Après un tri sévère, certaines d'entre elles constituent la Première Année de pèlerinage : Suisse (1841), base de l'édition définitive de 1855. Dans l'avant-propos qui figure en tête de la première édition (1841), Liszt définit l'esthétique de ces pages en un texte qui pourrait être une charte du romantisme musical, caractérisé par une projection de l'artiste dans l'univers afin d'atteindre l'idéal absolu auquel il aspire : « À mesure que la musique instrumentale progresse, elle tend à s'empreindre de cette idéalité qui a marqué la perfection des arts plastiques, à devenir non plus une simple combinaison de sons, mais un langage poétique plus apte peut-être que la poésie elle-même à exprimer tout ce qui, en nous, franchit les horizons accoutumés, tout ce qui échappe à l'analyse, tout ce qui s'attache à des profondeurs inaccessibles, désirs impérissables, pressentiments infinis.
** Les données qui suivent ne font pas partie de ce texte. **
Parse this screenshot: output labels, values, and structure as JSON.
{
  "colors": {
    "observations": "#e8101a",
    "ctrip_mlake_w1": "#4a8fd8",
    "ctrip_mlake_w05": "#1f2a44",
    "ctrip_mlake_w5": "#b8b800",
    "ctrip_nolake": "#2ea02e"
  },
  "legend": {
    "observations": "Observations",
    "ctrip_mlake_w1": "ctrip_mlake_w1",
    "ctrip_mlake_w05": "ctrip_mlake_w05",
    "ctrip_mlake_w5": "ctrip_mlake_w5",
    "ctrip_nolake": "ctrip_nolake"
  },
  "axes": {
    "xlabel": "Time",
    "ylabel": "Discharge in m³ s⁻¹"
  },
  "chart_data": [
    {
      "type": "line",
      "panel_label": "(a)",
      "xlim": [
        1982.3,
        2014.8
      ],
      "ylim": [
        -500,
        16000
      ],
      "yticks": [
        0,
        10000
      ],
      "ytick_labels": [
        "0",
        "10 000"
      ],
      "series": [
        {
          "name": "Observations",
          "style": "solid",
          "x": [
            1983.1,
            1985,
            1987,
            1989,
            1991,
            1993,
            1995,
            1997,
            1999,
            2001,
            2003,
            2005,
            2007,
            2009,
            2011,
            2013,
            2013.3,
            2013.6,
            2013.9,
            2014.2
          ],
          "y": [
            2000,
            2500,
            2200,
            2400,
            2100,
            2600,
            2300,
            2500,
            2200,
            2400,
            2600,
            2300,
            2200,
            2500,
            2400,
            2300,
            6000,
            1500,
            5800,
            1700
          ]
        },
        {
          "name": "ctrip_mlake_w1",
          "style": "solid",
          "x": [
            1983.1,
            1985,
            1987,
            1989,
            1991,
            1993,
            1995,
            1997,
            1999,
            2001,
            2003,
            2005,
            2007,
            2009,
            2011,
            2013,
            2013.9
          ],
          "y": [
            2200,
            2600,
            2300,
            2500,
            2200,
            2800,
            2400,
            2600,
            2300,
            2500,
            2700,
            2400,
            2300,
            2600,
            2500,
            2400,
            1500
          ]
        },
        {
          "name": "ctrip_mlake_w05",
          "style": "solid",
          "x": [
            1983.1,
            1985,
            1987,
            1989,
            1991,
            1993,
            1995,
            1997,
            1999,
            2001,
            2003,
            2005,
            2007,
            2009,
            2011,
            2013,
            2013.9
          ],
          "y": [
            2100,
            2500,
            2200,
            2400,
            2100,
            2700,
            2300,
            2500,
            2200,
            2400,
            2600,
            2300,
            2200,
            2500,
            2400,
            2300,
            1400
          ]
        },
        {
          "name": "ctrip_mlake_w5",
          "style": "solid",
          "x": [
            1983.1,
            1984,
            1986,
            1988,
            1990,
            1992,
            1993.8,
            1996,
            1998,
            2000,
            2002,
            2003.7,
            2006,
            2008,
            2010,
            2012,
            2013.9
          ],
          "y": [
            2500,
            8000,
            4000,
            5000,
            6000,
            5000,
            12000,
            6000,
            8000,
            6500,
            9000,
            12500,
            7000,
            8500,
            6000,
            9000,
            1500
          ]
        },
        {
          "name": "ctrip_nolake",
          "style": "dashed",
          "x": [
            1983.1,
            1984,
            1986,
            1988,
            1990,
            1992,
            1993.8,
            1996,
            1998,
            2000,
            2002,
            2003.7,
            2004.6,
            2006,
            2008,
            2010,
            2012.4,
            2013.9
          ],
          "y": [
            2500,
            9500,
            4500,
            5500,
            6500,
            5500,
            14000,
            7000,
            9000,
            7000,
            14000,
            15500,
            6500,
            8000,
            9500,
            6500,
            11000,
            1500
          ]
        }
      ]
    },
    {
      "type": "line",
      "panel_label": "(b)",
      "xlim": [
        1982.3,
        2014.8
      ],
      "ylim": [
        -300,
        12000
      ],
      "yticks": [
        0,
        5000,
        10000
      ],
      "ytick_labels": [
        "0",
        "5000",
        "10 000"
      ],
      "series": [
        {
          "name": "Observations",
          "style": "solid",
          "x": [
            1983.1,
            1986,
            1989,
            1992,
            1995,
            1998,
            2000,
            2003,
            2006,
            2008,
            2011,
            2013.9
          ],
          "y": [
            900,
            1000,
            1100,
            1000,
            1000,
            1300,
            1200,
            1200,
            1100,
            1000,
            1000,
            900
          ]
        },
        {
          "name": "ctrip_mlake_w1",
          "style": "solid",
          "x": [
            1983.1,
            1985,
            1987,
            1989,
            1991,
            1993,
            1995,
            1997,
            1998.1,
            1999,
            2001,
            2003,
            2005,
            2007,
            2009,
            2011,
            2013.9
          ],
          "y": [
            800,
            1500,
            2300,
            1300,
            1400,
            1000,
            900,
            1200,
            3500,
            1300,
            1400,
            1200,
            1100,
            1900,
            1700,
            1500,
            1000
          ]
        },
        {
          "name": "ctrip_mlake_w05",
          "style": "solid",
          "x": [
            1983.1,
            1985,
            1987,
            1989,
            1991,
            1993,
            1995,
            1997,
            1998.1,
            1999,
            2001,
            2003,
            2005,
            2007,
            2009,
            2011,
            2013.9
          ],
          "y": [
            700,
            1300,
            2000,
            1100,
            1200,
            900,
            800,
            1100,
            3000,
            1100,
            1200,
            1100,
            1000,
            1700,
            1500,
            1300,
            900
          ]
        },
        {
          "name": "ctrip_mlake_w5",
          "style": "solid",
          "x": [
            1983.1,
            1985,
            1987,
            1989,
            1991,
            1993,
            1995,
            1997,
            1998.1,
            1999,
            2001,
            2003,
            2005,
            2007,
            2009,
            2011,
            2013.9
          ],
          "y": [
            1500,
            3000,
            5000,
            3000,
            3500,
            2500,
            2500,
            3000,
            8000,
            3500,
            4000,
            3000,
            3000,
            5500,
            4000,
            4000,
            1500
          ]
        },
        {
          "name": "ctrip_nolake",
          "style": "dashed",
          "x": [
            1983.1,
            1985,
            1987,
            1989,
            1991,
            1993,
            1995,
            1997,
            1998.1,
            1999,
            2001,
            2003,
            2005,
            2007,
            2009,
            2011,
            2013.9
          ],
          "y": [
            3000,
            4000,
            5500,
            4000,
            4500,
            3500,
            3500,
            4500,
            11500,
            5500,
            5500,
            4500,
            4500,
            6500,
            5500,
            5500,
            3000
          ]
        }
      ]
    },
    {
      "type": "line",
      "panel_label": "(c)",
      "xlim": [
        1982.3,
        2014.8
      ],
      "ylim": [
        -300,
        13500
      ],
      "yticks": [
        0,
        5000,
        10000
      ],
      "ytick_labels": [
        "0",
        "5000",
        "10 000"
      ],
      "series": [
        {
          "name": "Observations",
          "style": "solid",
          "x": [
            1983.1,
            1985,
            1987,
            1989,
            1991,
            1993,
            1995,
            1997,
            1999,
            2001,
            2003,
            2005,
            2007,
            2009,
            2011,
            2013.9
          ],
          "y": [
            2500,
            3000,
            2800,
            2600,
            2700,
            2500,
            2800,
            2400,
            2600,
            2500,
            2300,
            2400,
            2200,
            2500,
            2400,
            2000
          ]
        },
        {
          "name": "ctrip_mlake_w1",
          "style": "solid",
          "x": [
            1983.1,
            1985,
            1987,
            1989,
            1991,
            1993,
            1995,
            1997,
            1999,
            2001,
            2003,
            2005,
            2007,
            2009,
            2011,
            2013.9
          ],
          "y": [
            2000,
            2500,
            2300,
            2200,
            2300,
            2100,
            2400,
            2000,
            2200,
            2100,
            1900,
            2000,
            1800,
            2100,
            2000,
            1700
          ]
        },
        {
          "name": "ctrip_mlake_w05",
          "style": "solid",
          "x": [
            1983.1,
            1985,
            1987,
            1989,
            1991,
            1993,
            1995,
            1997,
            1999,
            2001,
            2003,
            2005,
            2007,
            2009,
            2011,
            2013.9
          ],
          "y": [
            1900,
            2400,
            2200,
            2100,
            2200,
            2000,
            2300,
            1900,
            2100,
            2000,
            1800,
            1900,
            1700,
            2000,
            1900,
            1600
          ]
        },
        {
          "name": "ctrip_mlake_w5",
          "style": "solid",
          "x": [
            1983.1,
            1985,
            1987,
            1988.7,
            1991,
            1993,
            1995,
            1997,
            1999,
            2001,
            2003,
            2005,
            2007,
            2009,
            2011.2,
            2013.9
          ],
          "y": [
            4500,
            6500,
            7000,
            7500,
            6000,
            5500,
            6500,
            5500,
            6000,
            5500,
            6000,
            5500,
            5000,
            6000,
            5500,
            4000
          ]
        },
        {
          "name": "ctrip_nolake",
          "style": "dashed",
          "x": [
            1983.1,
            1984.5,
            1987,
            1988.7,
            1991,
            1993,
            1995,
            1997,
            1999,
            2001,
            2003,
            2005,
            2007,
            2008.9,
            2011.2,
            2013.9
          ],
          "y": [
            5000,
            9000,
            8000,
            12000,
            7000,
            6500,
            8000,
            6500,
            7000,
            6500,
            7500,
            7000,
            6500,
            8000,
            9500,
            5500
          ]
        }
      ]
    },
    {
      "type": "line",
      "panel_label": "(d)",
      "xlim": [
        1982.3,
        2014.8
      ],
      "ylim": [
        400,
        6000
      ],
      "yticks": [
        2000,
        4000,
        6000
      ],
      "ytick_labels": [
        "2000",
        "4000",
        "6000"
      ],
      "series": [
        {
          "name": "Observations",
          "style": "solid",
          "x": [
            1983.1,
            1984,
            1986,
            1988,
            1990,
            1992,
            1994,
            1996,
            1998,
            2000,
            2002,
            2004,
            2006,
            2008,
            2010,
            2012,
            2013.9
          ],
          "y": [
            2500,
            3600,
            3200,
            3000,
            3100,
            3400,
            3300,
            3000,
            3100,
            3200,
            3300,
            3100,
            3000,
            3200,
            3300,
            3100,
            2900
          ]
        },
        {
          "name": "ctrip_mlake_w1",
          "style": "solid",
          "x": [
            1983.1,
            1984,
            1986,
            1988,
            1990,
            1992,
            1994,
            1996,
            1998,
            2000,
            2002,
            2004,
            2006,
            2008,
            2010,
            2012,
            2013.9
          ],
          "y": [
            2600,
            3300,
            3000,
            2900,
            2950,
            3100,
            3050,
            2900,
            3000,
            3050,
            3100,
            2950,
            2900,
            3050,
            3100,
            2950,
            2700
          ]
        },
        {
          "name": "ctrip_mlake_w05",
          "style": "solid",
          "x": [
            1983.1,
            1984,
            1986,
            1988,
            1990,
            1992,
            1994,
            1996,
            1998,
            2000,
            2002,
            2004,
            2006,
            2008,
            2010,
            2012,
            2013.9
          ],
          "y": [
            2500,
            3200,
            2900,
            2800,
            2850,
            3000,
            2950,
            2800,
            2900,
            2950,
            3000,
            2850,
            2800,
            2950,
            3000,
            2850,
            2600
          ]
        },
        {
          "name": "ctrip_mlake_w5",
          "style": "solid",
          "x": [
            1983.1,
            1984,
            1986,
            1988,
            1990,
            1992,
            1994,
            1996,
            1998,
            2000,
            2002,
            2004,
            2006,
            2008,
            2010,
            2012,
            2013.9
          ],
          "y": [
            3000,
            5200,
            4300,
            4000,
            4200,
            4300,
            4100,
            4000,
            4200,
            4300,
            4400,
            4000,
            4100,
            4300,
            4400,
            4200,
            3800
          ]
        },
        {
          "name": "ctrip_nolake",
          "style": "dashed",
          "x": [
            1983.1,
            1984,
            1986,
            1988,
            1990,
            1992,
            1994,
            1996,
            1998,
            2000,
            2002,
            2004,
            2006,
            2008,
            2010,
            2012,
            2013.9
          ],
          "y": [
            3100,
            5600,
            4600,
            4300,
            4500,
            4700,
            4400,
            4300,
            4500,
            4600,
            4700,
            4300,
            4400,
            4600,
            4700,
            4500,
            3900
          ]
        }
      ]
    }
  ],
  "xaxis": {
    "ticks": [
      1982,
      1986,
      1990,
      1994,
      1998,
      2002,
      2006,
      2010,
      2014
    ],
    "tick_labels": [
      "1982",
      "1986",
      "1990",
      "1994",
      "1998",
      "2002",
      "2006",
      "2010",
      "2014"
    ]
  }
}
C'est dans cette conviction et cette tendance que j'ai entrepris l'œuvre publiée aujourd'hui, m'adressant à quelques-uns plutôt qu'à la foule, ambitionnant non le succès mais le suffrage du petit nombre de ceux qui conçoivent pour l'art une destination autre que celle d'amuser les heures vaines, et lui demandent autre chose que la futile distraction d'un amusement passager. »

 

Liszt aspire donc à une communion avec les choses qui l'environnent, afin de restituer cette conscience à la fois dionysiaque et métaphysique de l'univers. La conquête du « moi » apparaît ainsi liée à la nostalgie d'un inaccessible absolu.

 

Chaque morceau du recueil porte une épigraphe.

 

Ainsi, la Chapelle de Guillaume Tell, hymne solennel à la liberté, avec son thème ample, solennel et serein, évoque la gloire du héros avec la mention des vers de Schiller, « Un pour tous, tous pour un ».

 

Conçu dans l'esprit du nocturne, Au lac de Wallenstadt respire pourtant une certaine joie de vivre.

 

La troisième pièce, Pastorale, et Le Mal du pays ont des accents plus impressionnistes.

 

Au bord d'une source, est une rêverie dans laquelle Schiller est évoqué : « dans une murmurante fraîcheur commencent les jeux de la jeune fille ».

 

Tandis que la pièce intitulée Orage fait entendre un déchaînement grandiose d'octaves, Églogue est d'inspiration franchement virgilienne.

 

La Vallée d'Obermann, inspirée par la lecture de l'ouvrage de Senancour, reflète la position de l'homme dans la nature et passe du désenchantement exprimé par les harmonies dissonantes et les modulations aux tons éloignés à la joie naissante pour s'achever dans une exaltation croissante.

 

D'une sonorité somptueuse, Les Cloches de Genève, le dernier morceau du premier recueil, sont précédées par une citation de Byron : « Je ne vis pas en moi-même, mais je deviens une part de ce qui m'entoure ». Cette pièce resplendit d'une intense joie de vivre.